As máquinas agora eram capazes de produzir arte em série. Ou pelo menos serem comandadas segundo as determinações do artista criador, produzindo as partes principais do objeto, para que o artista possa dar o seu toque pessoal no acabamento.
Era o princípio do que nos dias atuais chamamos de descartabilidade da arte.
A bela arte passava a ser feita com materiais de qualidade inferior e em larga escala, para que pudesse chegar às classes mais baixas, e por estas serem admiradas e consumidas.
Em tese, era o retorno do trabalho artesanal, com a ajuda da tecnologia, para que o mesmo pudesse ser massificado.
Mas o que de fato era a democratização da arte, e o que era a indução à ilusão do chamado “fetichismo da mercadoria”? O que estava por trás desse suposto rejuvenescimento das artes mais nobres e antigas, que despertava a cobiça dos mais pobres e lhes dava a impressão de acessibilidade?
É verdade que desde o arts and crafts havia por trás dessa renovação um ideal socialista, inspirado nas guildas medievais, como defendia William Morris. É também verdade que havia a pretensão de um rompimento com tudo o que representava o tradicional e clássico da arte até então. E que o objeto deveria reunir em si a utilidade além da mera beleza.
O que estava sendo disseminado na realidade era o ideal de renovação, de libertação de um mecanismo opressor totalmente utópicos, já que crescia o número de operários que trabalhavam nessas fábricas, mas obviamente não eram considerados “artesãos”. O custo de suas mãos-de-obra era gritantemente mais baixo que o preço do produto final, e com certeza os operários não tinham participação alguma nos lucros das vendas dessas obras de arte.
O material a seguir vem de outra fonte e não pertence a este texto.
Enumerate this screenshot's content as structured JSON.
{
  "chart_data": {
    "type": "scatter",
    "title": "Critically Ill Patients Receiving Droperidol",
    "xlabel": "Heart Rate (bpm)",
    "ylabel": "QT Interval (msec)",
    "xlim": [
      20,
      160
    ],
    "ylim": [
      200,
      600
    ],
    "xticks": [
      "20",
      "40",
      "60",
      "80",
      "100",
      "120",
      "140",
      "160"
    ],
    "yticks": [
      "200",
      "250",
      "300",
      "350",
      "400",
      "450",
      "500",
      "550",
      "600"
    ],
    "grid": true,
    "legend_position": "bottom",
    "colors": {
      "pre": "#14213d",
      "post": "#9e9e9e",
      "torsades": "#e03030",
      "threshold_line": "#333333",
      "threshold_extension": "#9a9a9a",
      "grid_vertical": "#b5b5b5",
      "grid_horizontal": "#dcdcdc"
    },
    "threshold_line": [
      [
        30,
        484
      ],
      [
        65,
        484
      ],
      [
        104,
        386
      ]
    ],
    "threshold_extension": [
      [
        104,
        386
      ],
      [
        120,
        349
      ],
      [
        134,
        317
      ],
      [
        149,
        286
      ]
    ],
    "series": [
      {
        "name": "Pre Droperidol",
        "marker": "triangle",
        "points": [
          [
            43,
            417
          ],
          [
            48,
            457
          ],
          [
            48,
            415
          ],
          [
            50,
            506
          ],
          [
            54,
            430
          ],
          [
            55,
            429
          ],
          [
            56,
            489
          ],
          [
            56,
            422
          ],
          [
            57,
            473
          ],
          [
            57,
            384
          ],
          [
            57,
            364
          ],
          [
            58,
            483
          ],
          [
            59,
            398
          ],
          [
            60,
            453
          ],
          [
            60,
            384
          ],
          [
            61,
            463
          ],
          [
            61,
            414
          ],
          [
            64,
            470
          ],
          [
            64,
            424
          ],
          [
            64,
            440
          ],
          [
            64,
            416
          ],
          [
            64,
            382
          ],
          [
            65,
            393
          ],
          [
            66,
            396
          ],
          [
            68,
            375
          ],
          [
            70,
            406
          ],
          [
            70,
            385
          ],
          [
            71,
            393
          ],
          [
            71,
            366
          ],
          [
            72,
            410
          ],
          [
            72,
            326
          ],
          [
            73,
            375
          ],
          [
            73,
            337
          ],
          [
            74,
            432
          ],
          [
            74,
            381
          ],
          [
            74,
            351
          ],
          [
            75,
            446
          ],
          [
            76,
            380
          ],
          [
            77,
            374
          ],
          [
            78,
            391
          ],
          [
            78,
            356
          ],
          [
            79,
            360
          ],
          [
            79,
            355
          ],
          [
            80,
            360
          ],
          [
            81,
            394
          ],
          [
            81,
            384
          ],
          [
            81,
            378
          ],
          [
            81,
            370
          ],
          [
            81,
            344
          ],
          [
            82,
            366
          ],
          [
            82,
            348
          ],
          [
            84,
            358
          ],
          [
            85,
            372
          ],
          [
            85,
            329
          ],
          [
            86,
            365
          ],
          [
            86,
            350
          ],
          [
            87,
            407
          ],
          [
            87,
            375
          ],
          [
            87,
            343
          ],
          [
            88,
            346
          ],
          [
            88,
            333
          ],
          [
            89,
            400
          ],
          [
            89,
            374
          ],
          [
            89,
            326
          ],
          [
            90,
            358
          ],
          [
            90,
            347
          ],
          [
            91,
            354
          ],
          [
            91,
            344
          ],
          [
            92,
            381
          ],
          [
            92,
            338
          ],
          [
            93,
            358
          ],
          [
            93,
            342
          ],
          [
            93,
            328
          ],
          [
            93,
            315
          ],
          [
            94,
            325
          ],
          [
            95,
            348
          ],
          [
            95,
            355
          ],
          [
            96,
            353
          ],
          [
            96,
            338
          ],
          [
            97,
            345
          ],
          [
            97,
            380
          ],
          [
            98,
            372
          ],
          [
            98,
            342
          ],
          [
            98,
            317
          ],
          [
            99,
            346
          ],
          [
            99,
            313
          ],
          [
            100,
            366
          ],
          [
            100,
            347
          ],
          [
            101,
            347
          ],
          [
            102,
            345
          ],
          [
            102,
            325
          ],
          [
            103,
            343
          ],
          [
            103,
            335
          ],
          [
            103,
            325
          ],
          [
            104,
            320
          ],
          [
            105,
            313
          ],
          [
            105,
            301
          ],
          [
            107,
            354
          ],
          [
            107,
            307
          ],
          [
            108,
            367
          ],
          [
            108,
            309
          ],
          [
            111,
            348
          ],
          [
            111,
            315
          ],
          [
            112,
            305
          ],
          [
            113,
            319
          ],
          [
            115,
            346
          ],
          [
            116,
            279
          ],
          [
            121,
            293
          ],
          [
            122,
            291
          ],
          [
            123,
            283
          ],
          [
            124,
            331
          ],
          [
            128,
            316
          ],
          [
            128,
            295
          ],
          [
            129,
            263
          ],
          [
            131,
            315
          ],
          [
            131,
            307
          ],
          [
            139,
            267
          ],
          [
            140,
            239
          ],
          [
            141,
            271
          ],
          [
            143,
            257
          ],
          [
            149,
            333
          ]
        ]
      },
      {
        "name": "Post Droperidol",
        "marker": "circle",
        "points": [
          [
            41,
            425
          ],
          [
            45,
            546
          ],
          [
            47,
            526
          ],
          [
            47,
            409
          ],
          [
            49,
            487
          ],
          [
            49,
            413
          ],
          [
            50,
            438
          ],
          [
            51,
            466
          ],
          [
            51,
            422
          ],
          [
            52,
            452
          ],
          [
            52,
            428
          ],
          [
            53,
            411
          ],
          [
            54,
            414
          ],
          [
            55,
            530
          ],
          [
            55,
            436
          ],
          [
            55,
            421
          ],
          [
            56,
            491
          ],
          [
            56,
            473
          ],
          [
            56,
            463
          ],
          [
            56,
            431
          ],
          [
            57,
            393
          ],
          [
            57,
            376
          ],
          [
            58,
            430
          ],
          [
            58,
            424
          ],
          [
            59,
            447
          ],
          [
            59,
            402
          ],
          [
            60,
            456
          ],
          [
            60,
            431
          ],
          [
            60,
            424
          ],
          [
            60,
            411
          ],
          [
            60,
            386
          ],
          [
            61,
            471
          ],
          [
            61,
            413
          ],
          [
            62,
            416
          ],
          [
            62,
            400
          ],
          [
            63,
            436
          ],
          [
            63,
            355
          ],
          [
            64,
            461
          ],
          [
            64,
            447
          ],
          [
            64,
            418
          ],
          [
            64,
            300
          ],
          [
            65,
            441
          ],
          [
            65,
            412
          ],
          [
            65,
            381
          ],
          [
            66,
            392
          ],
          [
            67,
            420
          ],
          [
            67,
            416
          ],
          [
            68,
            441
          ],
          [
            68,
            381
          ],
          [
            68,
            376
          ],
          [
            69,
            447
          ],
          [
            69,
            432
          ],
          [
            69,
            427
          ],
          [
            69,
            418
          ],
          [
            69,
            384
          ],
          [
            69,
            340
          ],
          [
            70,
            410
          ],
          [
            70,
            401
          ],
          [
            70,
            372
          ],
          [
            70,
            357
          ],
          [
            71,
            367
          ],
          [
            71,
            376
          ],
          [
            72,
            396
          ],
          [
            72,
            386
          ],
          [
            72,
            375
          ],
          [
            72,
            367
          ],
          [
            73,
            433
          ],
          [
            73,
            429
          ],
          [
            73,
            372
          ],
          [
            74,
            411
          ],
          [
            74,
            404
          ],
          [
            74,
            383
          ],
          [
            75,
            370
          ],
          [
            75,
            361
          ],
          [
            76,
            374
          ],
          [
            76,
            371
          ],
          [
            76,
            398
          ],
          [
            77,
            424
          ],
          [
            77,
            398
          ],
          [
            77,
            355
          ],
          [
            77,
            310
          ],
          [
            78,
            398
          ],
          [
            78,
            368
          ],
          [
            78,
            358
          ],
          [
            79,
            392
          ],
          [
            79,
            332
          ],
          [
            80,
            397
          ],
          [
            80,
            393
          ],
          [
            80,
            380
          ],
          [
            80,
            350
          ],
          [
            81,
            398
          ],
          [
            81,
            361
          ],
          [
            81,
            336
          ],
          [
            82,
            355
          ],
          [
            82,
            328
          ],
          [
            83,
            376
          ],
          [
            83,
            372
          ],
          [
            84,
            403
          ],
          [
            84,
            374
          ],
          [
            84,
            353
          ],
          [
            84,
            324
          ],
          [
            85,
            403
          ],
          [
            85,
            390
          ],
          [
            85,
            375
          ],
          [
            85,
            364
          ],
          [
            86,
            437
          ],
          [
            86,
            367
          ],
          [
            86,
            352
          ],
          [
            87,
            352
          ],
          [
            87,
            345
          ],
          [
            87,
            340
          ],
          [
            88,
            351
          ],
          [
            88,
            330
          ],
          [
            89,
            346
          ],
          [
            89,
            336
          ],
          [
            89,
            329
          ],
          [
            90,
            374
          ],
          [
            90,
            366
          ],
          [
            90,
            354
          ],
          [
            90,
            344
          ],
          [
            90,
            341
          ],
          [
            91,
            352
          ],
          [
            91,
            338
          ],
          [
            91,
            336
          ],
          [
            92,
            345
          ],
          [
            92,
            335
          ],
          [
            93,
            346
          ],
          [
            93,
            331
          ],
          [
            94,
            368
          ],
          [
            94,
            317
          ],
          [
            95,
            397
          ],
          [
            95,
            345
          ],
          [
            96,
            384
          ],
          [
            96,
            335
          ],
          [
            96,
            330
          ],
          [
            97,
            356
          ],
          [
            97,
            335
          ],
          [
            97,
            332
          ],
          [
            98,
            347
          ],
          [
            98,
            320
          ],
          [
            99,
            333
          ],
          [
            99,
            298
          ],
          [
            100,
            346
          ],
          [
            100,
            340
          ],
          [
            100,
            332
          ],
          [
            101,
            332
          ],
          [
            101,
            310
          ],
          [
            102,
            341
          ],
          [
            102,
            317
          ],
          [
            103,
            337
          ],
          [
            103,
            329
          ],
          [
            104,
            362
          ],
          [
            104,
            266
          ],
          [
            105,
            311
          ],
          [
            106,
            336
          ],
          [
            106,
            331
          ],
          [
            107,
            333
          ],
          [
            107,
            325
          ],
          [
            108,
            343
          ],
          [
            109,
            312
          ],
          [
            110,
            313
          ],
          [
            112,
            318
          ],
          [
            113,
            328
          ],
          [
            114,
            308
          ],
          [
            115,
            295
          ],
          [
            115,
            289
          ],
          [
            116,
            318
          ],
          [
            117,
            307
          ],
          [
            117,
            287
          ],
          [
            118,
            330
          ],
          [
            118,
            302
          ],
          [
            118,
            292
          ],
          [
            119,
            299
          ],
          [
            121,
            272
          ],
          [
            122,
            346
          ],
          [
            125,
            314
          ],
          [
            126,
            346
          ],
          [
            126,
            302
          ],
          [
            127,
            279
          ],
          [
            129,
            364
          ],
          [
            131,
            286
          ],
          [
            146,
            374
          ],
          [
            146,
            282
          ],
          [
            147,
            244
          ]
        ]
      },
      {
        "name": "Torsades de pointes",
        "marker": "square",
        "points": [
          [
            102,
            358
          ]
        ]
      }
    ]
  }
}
No final o art nouveau não era uma arte do povo para o povo, e sim uma arte lucrativa para o capitalismo desenfreadamente consumista sustentado pela burguesia, que ainda mantinha os trabalhadores no mesmo sistema opressor que geralmente as indústrias proporcionavam. Ainda que os iludisse quanto a isso, e os fizesse acreditar nessa suposta onda de popularização das belas artes.